Business leaders from companies across industries gathered Tuesday afternoon at BizTimes Media’s Powering Progress event to discuss the future of energy infrastructure in southeastern Wisconsin and what may come from the boom of data center development in the state and region.
The event, held at Discovery World’s Pilot House, attracted over 200 guests and featured three panel discussions analyzing the supply and demand of energy and the draw from data center development, as well as operational insights from local manufacturers supplying materials for the projects.
The first discussion was conducted among leaders from The Boldt Company, Vantage Data Centers, Alliant Energy, and Reinhart Boerner Van Deuren. Panelists provided background on ongoing projects in the region as well as insights into each projects’ status and the future of data center development in southeastern Wisconsin.
Currently, Vantage Data Centers, Microsoft and Meta are investing several billion dollars into large data center campuses in Port Washington, Beaver Dam and Mount Pleasant.
Here are some key takeaways from the first panel:
- Energy demands are up significantly from three years ago, according to Coleman Peiffer, senior manager of data center services at Alliant Energy. A typical project proposed five years ago demanded one to three megawatts of power. The “data center era” beginning in 2024 began yielding requests for one gigawatt of power, which is equal to 1,000 megawatts, Peiffer said.
- Alliant Energy’s growth is 90% related to data center development.
- Wisconsin is playing catch-up for data center development, said Dale Lewis, director of data centers at The Boldt Company. Wisconsin is a tertiary market, and the state is figuring out how to move at the same rate of speed as first-tier markets (Texas, Virginia, Chicago, Atlanta) in a shorter period of time.
- Over five billion people around the world are online which is driving the need for more data centers, according to Kaitlin Monaghan, senior director of public policy, North America at Vantage Data Centers. Both traditional cloud storage and AI storage are in increasing demand.
- Vantage is seeking premium speed to market and cost of ownership rates in its projects across five continents. Wisconsin’s sales tax incentive program, its workforce, and the ability to partner with local utility companies like We Energies made the state attractive to Vantage.
- Wisconsin’s climate is also attractive as the centers need less cooling resources during the winter months, a notable issue in the operation of data centers.
- A game-changing tax exemption passed by state legislation in July 2023 greenlit the entry of Microsoft into the southeastern Wisconsin market.

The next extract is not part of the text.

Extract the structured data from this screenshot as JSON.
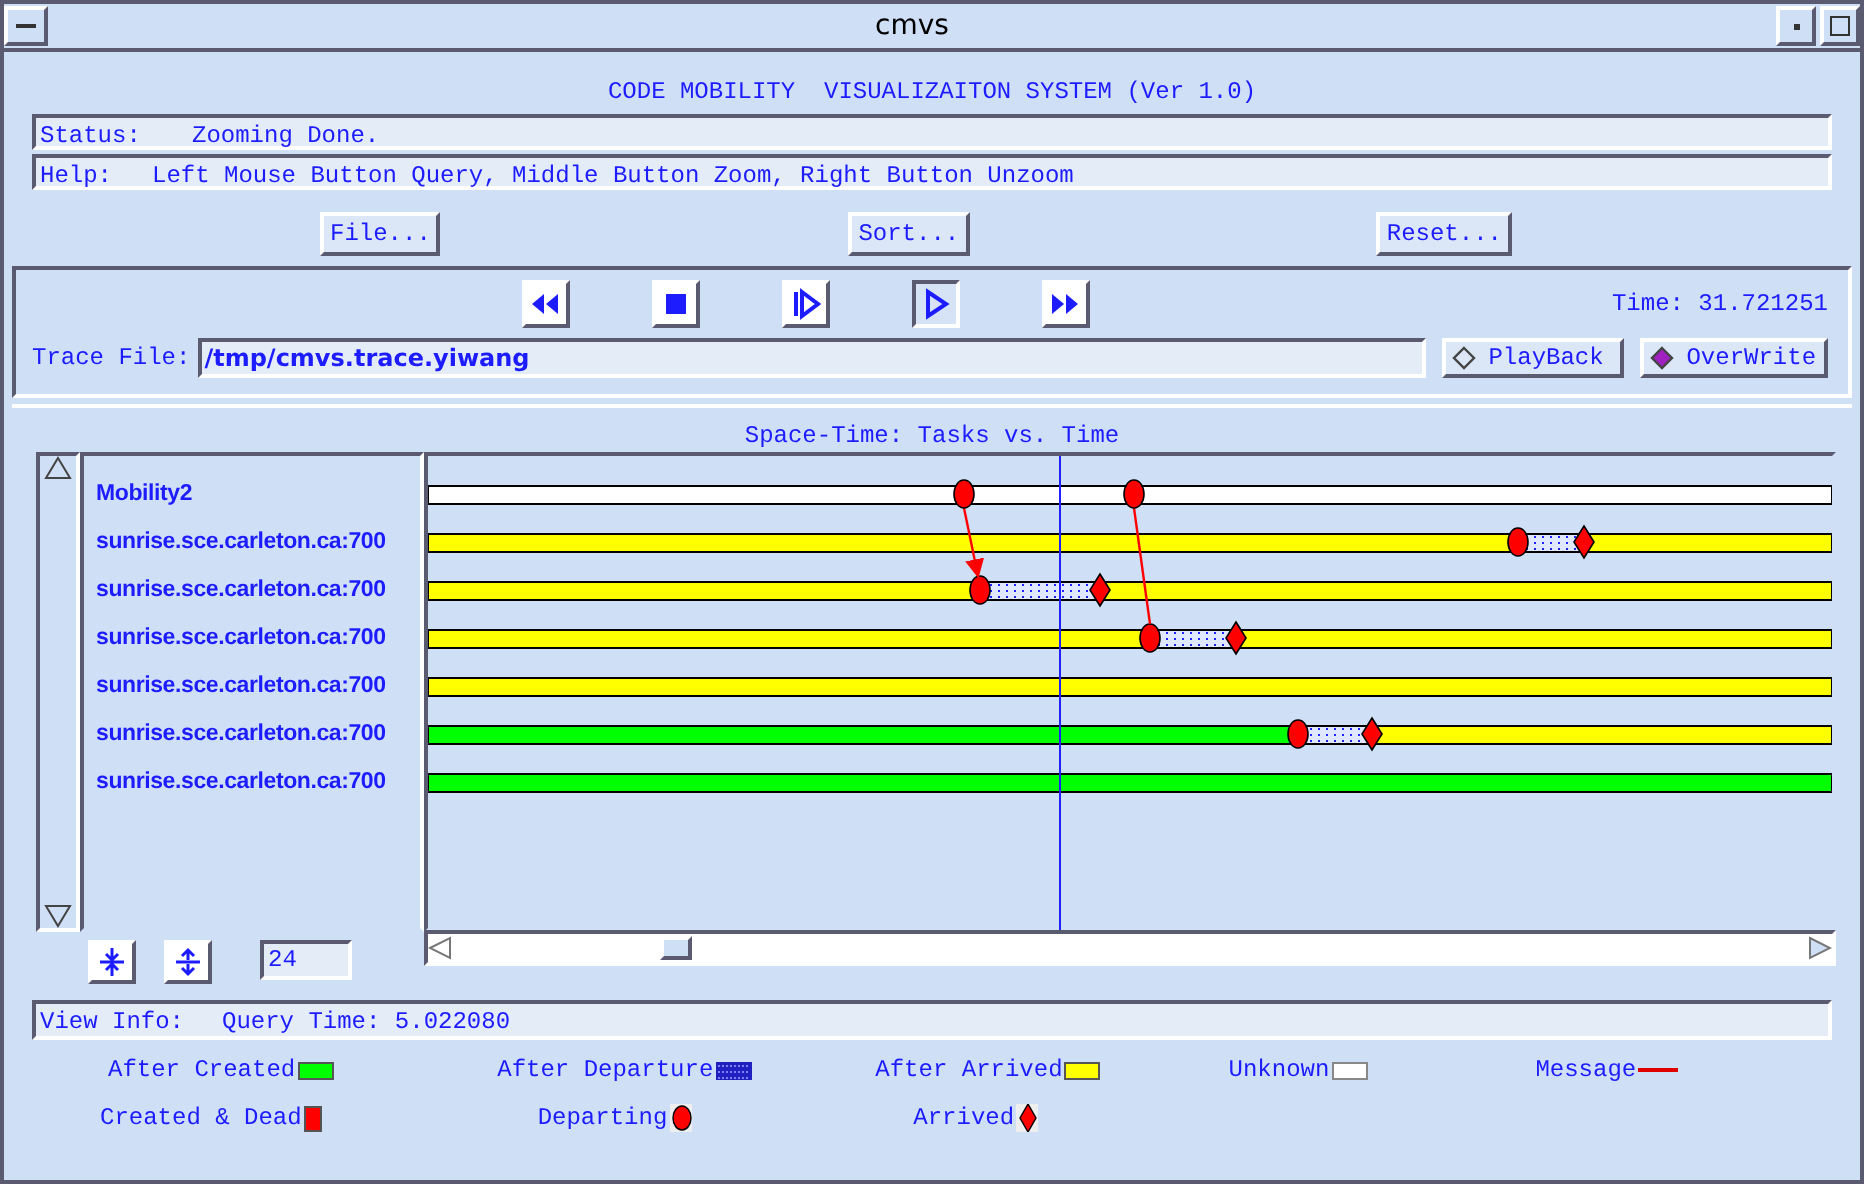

The new rule exempt data center developments from paying taxes on the sale and storage used exclusively for the development, construction, renovation or repair of a qualified data center.
- “We were open for business the second we passed that sales and use tax (exemption),” said Peiffer.

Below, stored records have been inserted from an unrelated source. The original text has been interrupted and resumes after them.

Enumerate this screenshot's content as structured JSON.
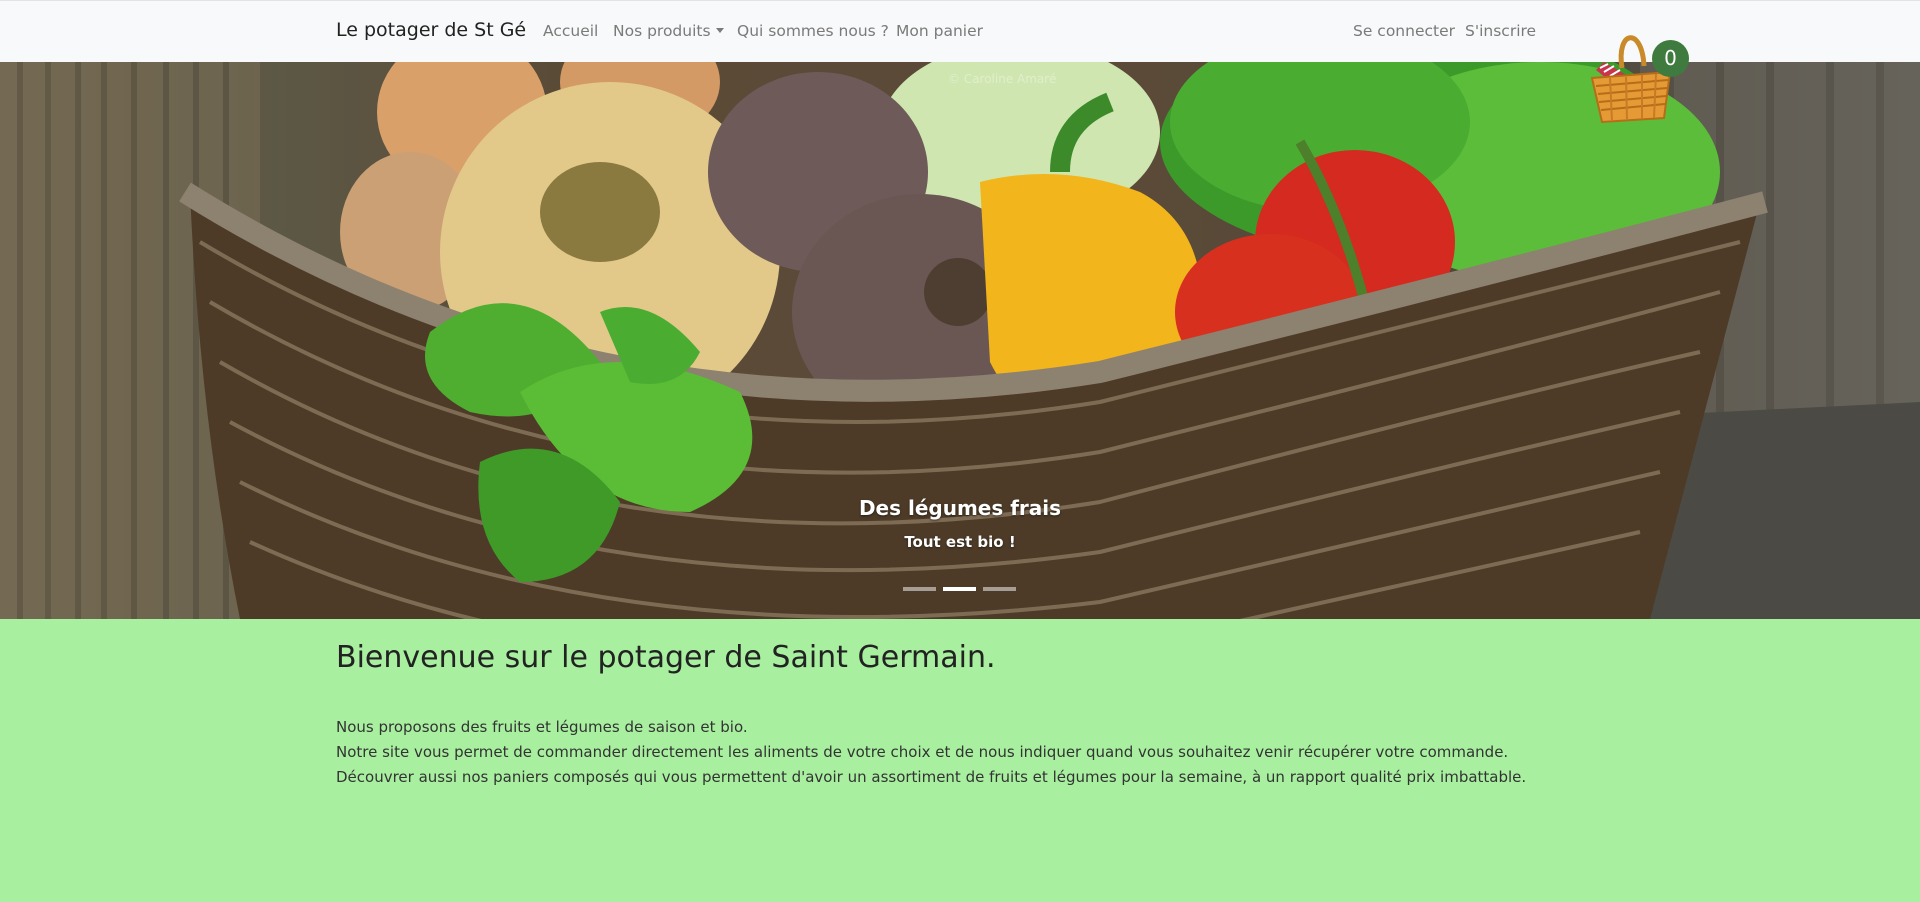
{
  "navbar": {
    "brand": "Le potager de St Gé",
    "links": [
      {
        "label": "Accueil"
      },
      {
        "label": "Nos produits"
      },
      {
        "label": "Qui sommes nous ?"
      },
      {
        "label": "Mon panier"
      }
    ],
    "right_links": [
      {
        "label": "Se connecter"
      },
      {
        "label": "S'inscrire"
      }
    ],
    "cart": {
      "count": "0",
      "icon": "basket-icon"
    }
  },
  "carousel": {
    "credit": "© Caroline Amaré",
    "title": "Des légumes frais",
    "subtitle": "Tout est bio !",
    "slides": 3,
    "active_index": 1
  },
  "main": {
    "heading": "Bienvenue sur le potager de Saint Germain.",
    "paragraphs": [
      "Nous proposons des fruits et légumes de saison et bio.",
      "Notre site vous permet de commander directement les aliments de votre choix et de nous indiquer quand vous souhaitez venir récupérer votre commande.",
      "Découvrer aussi nos paniers composés qui vous permettent d'avoir un assortiment de fruits et légumes pour la semaine, à un rapport qualité prix imbattable."
    ]
  },
  "colors": {
    "page_bg": "#a8f0a0",
    "navbar_bg": "#f8f9fa",
    "badge": "#3f7a3f"
  }
}
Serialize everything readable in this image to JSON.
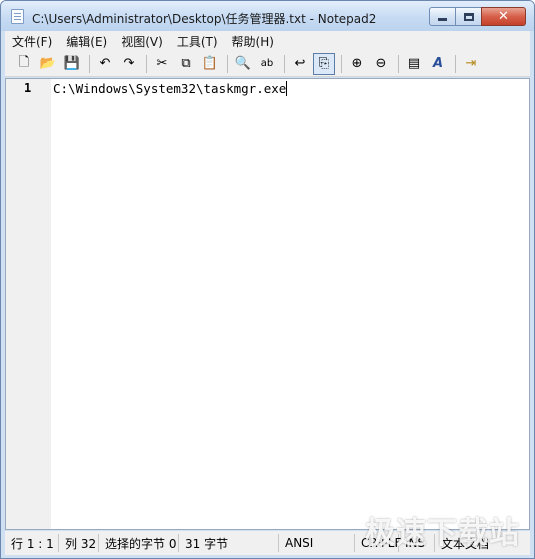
{
  "window": {
    "title": "C:\\Users\\Administrator\\Desktop\\任务管理器.txt - Notepad2",
    "close_glyph": "✕"
  },
  "menu": [
    {
      "label": "文件(F)"
    },
    {
      "label": "编辑(E)"
    },
    {
      "label": "视图(V)"
    },
    {
      "label": "工具(T)"
    },
    {
      "label": "帮助(H)"
    }
  ],
  "toolbar": {
    "icons": [
      {
        "name": "new-icon",
        "glyph": "🗋"
      },
      {
        "name": "open-icon",
        "glyph": "📂"
      },
      {
        "name": "save-icon",
        "glyph": "💾"
      },
      {
        "name": "undo-icon",
        "glyph": "↶"
      },
      {
        "name": "redo-icon",
        "glyph": "↷"
      },
      {
        "name": "cut-icon",
        "glyph": "✂"
      },
      {
        "name": "copy-icon",
        "glyph": "⧉"
      },
      {
        "name": "paste-icon",
        "glyph": "📋"
      },
      {
        "name": "find-icon",
        "glyph": "🔍"
      },
      {
        "name": "replace-icon",
        "glyph": "ab"
      },
      {
        "name": "wordwrap-icon",
        "glyph": "↩"
      },
      {
        "name": "view-whitespace-icon",
        "glyph": "⎘"
      },
      {
        "name": "zoom-in-icon",
        "glyph": "⊕"
      },
      {
        "name": "zoom-out-icon",
        "glyph": "⊖"
      },
      {
        "name": "scheme-icon",
        "glyph": "▤"
      },
      {
        "name": "font-icon",
        "glyph": "A"
      },
      {
        "name": "exit-icon",
        "glyph": "⇥"
      }
    ]
  },
  "editor": {
    "line_number": "1",
    "text": "C:\\Windows\\System32\\taskmgr.exe"
  },
  "status": {
    "position": "行 1 : 1",
    "column": "列 32",
    "selected": "选择的字节 0",
    "size": "31 字节",
    "encoding": "ANSI",
    "eol": "CR+LF",
    "ins": "INS",
    "doc_type": "文本文档"
  },
  "watermark": "极速下载站"
}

- “Every community has a pocket of resistance,” said Lewis.
- To quell community fears and resistance, Lewis has become active at municipal meetings talking with citizens and being transparent about data center developments and energy usage.
- “This is the reshoring of manufacturing in the U.S.,” said Debby Tomczyk, shareholder and co-chair of the data centers group at Reinhart.
- As for future developments, Lewis predicts a decline in hyperscale development, with potentially one or two more massive campuses entering the Wisconsin market in the next few years. Small data center development will increase.